FIELDWORK | PRESS
Mary Abbe, Star Tribune - May 18, 2007
"In 19 monochrome photos of modest landscapes, Minneapolis photographer Beth Dow meditates on often-overlooked surroundings -- small heaps of worksite gravel that sprawl like a ridge of low hills, nets of dead vines engulfing scrubby river-bottom trees, a circle of immense stones punctuating a bucolic British landscape, an ancient willow with a broken limb, bare tree limbs scraping the sky. All of her photos are taken in what she calls "the precarious seasons of late fall and early spring, when everything hangs between life, death, and life again.

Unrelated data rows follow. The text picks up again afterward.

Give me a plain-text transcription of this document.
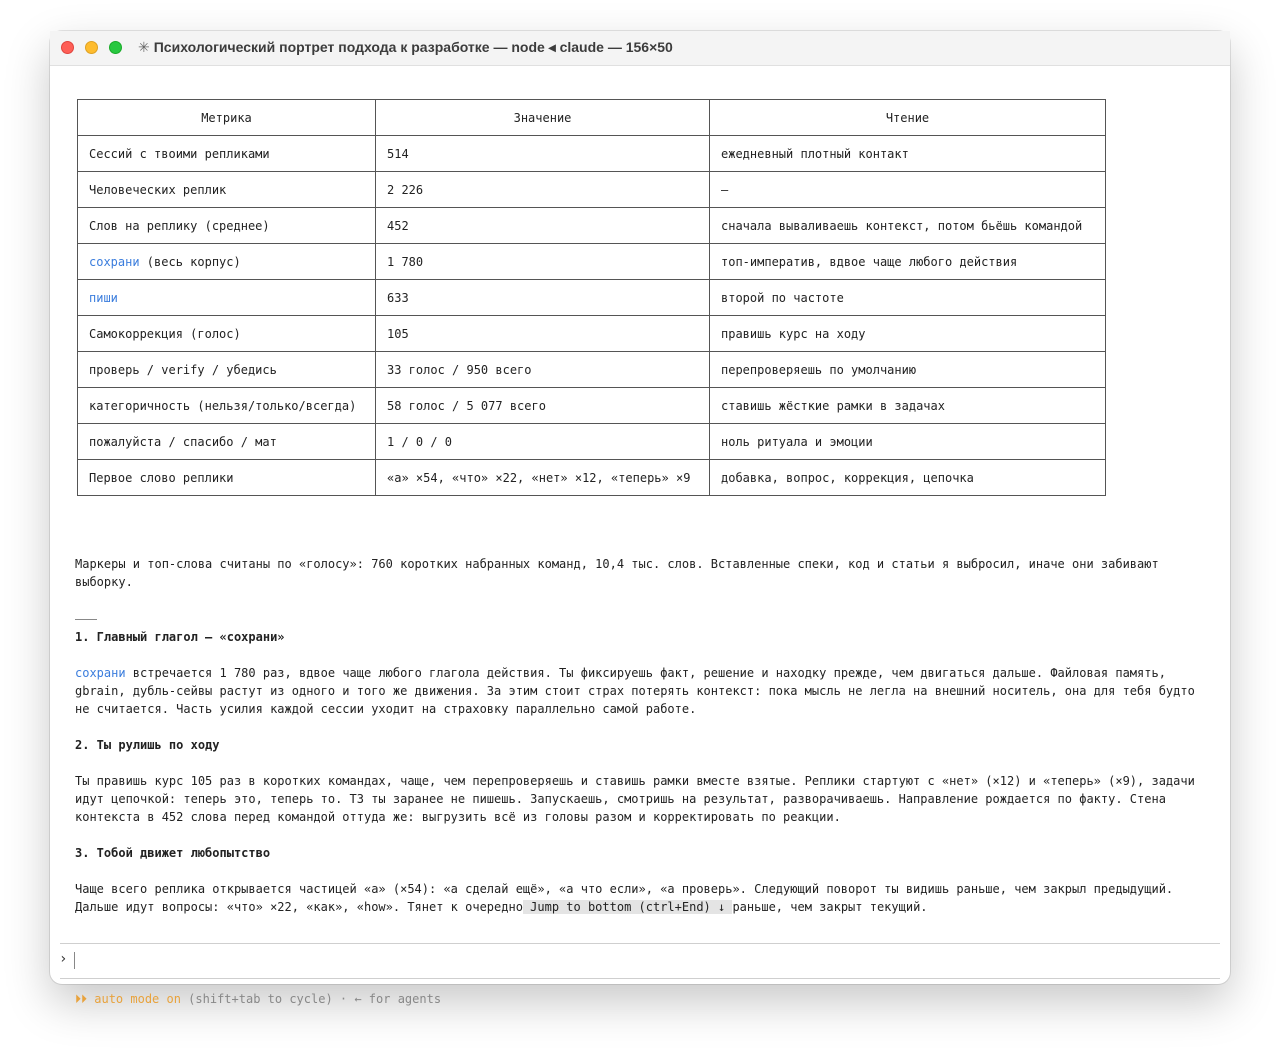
✳ Психологический портрет подхода к разработке — node ◂ claude — 156×50
Метрика	Значение	Чтение
Сессий с твоими репликами	514	ежедневный плотный контакт
Человеческих реплик	2 226	—
Слов на реплику (среднее)	452	сначала вываливаешь контекст, потом бьёшь командой
сохрани (весь корпус)	1 780	топ-императив, вдвое чаще любого действия
пиши	633	второй по частоте
Самокоррекция (голос)	105	правишь курс на ходу
проверь / verify / убедись	33 голос / 950 всего	перепроверяешь по умолчанию
категоричность (нельзя/только/всегда)	58 голос / 5 077 всего	ставишь жёсткие рамки в задачах
пожалуйста / спасибо / мат	1 / 0 / 0	ноль ритуала и эмоции
Первое слово реплики	«а» ×54, «что» ×22, «нет» ×12, «теперь» ×9	добавка, вопрос, коррекция, цепочка

Маркеры и топ-слова считаны по «голосу»: 760 коротких набранных команд, 10,4 тыс. слов. Вставленные спеки, код и статьи я выбросил, иначе они забивают выборку.

1. Главный глагол — «сохрани»

сохрани встречается 1 780 раз, вдвое чаще любого глагола действия. Ты фиксируешь факт, решение и находку прежде, чем двигаться дальше. Файловая память, gbrain, дубль-сейвы растут из одного и того же движения. За этим стоит страх потерять контекст: пока мысль не легла на внешний носитель, она для тебя будто не считается. Часть усилия каждой сессии уходит на страховку параллельно самой работе.

2. Ты рулишь по ходу

Ты правишь курс 105 раз в коротких командах, чаще, чем перепроверяешь и ставишь рамки вместе взятые. Реплики стартуют с «нет» (×12) и «теперь» (×9), задачи идут цепочкой: теперь это, теперь то. ТЗ ты заранее не пишешь. Запускаешь, смотришь на результат, разворачиваешь. Направление рождается по факту. Стена контекста в 452 слова перед командой оттуда же: выгрузить всё из головы разом и корректировать по реакции.

3. Тобой движет любопытство

Чаще всего реплика открывается частицей «а» (×54): «а сделай ещё», «а что если», «а проверь». Следующий поворот ты видишь раньше, чем закрыл предыдущий. Дальше идут вопросы: «что» ×22, «как», «how». Тянет к очередно Jump to bottom (ctrl+End) ↓ раньше, чем закрыт текущий.

›
⏵⏵ auto mode on (shift+tab to cycle) · ← for agents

Printed on paper coated with a specially mixed platinum-palladium solution, the images are unusually luminous and detailed, yet still sketchy. Resembling delicate etchings, they seem truly drawn with light, which is the original meaning of the word "photo-graphy." By finding poetry in such humble, neglected and utilitarian vistas, Dow affirms the value and vitality of the ordinary."
Vince Aletti, The New Yorker - December 3, 2007
"This photographer's New York début is smartly understated—modest but memorable. Dow's images of woods and fields nod to the landscape tradition reaching from Eugène Atget to Robert Adams, and their quiet beauty is underlined by the richness of her platinum-palladium prints. Dealing with the overfamiliar subject of man's rude intrusion into the natural world, she's not always subtle—stacked logs and felled limbs abound—but she knows when to step back and allow an image to breathe. Her pictures of a lone tree in a row of stumps and a pile of smoking stubble under a sad gray sky aren't just taken; they're felt."